If You are A Mobile App Developer, Get it Right from the Start, Please!

September 9, 2012

By Carmelina G. Allis

If you are a mobile app developer, be sure to review the FTC’s newly published guidelines on truth-in-advertising and privacy principles, “Marketing Your Mobile App, Get it Right from the Start.”  They apply to you, whether you are a start-up app developer or an established business.

The FTC wants you to tell the truth about anything that your app can do, whether it relates to implied or express statements, or whether these are claims that you make on a website, in an app store, or within the app itself.  The guidelines suggest that app developers follow these “truth-in-advertising” practices:

  • Objective claims made in or about your app must be supported by “competent and reliable evidence.”  For example, if you say your app provides a health benefit, you may need competent and reliable “scientific” evidence to support that benefit claim.  The FTC reminds us about the agency’s enforcement action against a developer claiming that its app could treat acne.  The FTC found that the app developer lacked the proper scientific evidence to back up its acne treatment claim (see here).  Of course, applying this standard to specific facts can be tricky.
  • Information disclosures must be “clear and conspicuous.”  That is, any disclosure must be stated clearly enough so that users can notice and understand them.  The FTC suggests that app developers not bury important terms and conditions in long licensing agreements or legalistic statements, or behind vague hyperlinks.
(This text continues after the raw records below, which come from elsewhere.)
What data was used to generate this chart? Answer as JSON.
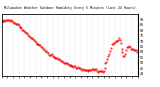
{
  "title": "Milwaukee Weather Outdoor Humidity Every 5 Minutes (Last 24 Hours)",
  "ylabel_right_values": [
    90,
    85,
    80,
    75,
    70,
    65,
    60,
    55,
    50,
    45,
    40
  ],
  "ylim": [
    38,
    95
  ],
  "xlim": [
    0,
    288
  ],
  "background_color": "#ffffff",
  "line_color": "#ff0000",
  "grid_color": "#aaaaaa",
  "title_color": "#000000",
  "num_points": 288,
  "x_ticks_count": 24
}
Privacy Protection Principles.  The FTC also reminds mobile app developers that they should incorporate into their app privacy protections, which include limiting the information collected, securely storing information, and safely disposing of information.  And the FTC recommends that these practices be implemented from the start of the app development process.

For example, the guidelines suggest that you:

  • Design your app such that users are not “unwittingly disclosing information” that they did not mean to share with you.  Get the user’s express agreement on the collection or sharing of personal information.
  • Disclose what type of information your app collects from users or their devices and what you will do with that data.
  • Offer privacy settings, opt-outs, and other ways that can be used to control the type of personal information collected and how it is used.
  • Honor your privacy promises – think about what your privacy policy and settings offer, and live up to those promises!
  • Protect kids’ privacy if your app is designed for children.  You may be subject to the requirements under the Children’s Online Privacy Protection Act (COPPA) and the FTC’s COPPA Rule – see here.
  • Collect users’ medical, financial, or sensitive information only with their consent – obtain an “affirmative OK” before you collect it.
  • Keep sensitive data and information secure.  For example, take reasonable precautions against well-known security risks, limit access to that information, and safely dispose of it when no longer needed.